The size of output dataframe would be (2000, 12294)
and look like (if there is no other 1 in abc
column):
ID BB CC DD ...
0 abc 0 0 2 ...
1 bcd 0 0 0 ...
...
I have 32 GB RAM on my PC, so it should be enough.
Pandas has its limitations I’m afraid and is most efficient with relatively small datasets 100MB – 1GB. If you want to work with pandas only, one workaround would be to read in data from source in chunks which will reduce the dataframe. Or if possible, you can filter out unnecessary columns for your transformation.
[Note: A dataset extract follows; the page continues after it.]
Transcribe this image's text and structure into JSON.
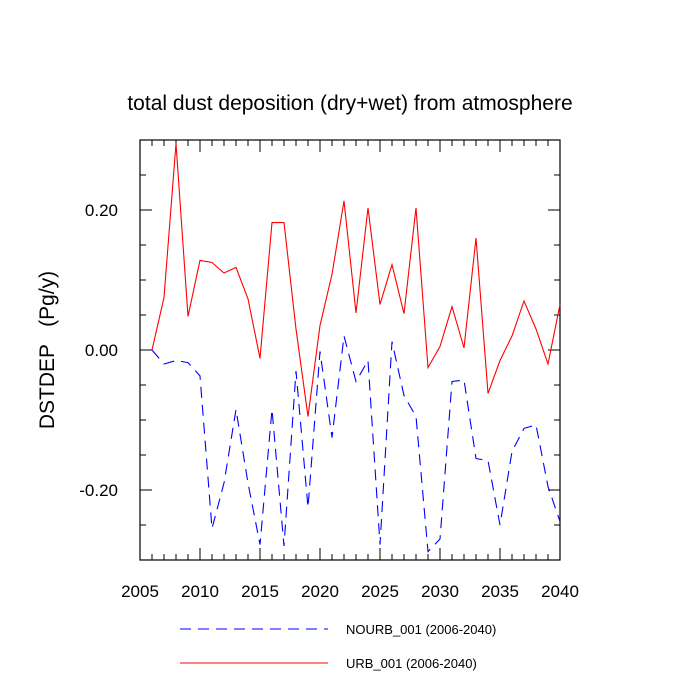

Elsewhere, you should checkout frameworks such as PySpark or Hadoop which is more suitable for transformations on larger datasets.
I know it is counter intuitive, but looping over the columns without calling to sparse is faster. Try the code below.
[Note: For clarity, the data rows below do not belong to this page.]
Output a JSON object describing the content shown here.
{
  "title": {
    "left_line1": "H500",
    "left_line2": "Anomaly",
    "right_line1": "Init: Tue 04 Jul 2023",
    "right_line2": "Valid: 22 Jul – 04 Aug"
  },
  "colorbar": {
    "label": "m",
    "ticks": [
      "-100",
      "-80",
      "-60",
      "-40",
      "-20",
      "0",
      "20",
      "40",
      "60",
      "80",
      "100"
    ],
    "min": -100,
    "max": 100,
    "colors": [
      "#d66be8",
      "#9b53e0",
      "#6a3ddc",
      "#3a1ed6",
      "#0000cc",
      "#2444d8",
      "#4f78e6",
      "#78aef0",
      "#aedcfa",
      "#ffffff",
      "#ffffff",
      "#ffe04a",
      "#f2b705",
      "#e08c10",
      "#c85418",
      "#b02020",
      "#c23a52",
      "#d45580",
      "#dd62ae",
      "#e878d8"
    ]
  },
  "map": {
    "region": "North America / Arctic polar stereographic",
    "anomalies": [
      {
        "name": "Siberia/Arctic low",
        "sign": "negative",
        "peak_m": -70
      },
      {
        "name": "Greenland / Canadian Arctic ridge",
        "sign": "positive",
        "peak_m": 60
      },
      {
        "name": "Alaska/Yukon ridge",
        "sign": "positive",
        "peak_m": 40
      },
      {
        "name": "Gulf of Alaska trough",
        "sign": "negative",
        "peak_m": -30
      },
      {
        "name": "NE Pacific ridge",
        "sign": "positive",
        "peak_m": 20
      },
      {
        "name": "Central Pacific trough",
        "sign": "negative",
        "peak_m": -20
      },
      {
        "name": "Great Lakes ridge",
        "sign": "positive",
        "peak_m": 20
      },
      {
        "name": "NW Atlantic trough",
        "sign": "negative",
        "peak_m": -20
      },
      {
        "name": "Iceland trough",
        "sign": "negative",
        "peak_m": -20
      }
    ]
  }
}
df1 = df[['id', 'BB']].groupby(by='id').sum()
for i in df.columns[2:]:
df1[i] = df[['id', i]].groupby(by='id').sum()
# if you want to save space you can drop df columns after they are added to df1
Inspired by https://stackoverflow.com/a/50991732/8035867 here is a solution that relies on Sklearn to do a kind of sparse one-hot encoding of the group labels and then uses Scipy to do a dot product of two sparse row matrices.
Edit: Used One-Hot Encoder instead to cope with the situation where there are only two classes in the group by.
from sklearn.preprocessing import OneHotEncoder
def sparse_groupby_sum(df, groupby):
ohe = OneHotEncoder(sparse_output=True)
# Get all other columns we are not grouping by
other_columns = [col for col in df.columns if col != groupby]
# Get a 607875 x nDistinctIDs matrix in sparse row format with exactly
# 1 nonzero entry per row
onehot = ohe.fit_transform(df[groupby].values.reshape(-1, 1))
# Transpose it. then convert from sparse column back to sparse row, as
# dot products of two sparse row matrices are faster than sparse col with
# sparse row
onehot = onehot.T.tocsr()
# Dot the transposed matrix with the other columns of the df, converted to sparse row
# format, then convert the resulting matrix back into a sparse
# dataframe with the same column names
out = pd.DataFrame.sparse.from_spmatrix(
onehot.dot(df[other_columns].sparse.to_coo().tocsr()),
columns=other_columns)
# Add in the groupby column to this resulting dataframe with the proper class labels
out[groupby] = ohe.categories_[0]
# This final groupby sum simply ensures the result is in the format you would expect
# for a regular pandas groupby and sum, but you can just return out if this is going to be
# a performance penalty. Note in that case that the groupby column may have changed index
return out.groupby(groupby).sum()
dataframe = sparse_groupby_sum(dataframe, "ID")
Note that for performance purposes you can inline the definition of the onehot variable to the out =
line, I’ve just separated it out here for didactic purposes.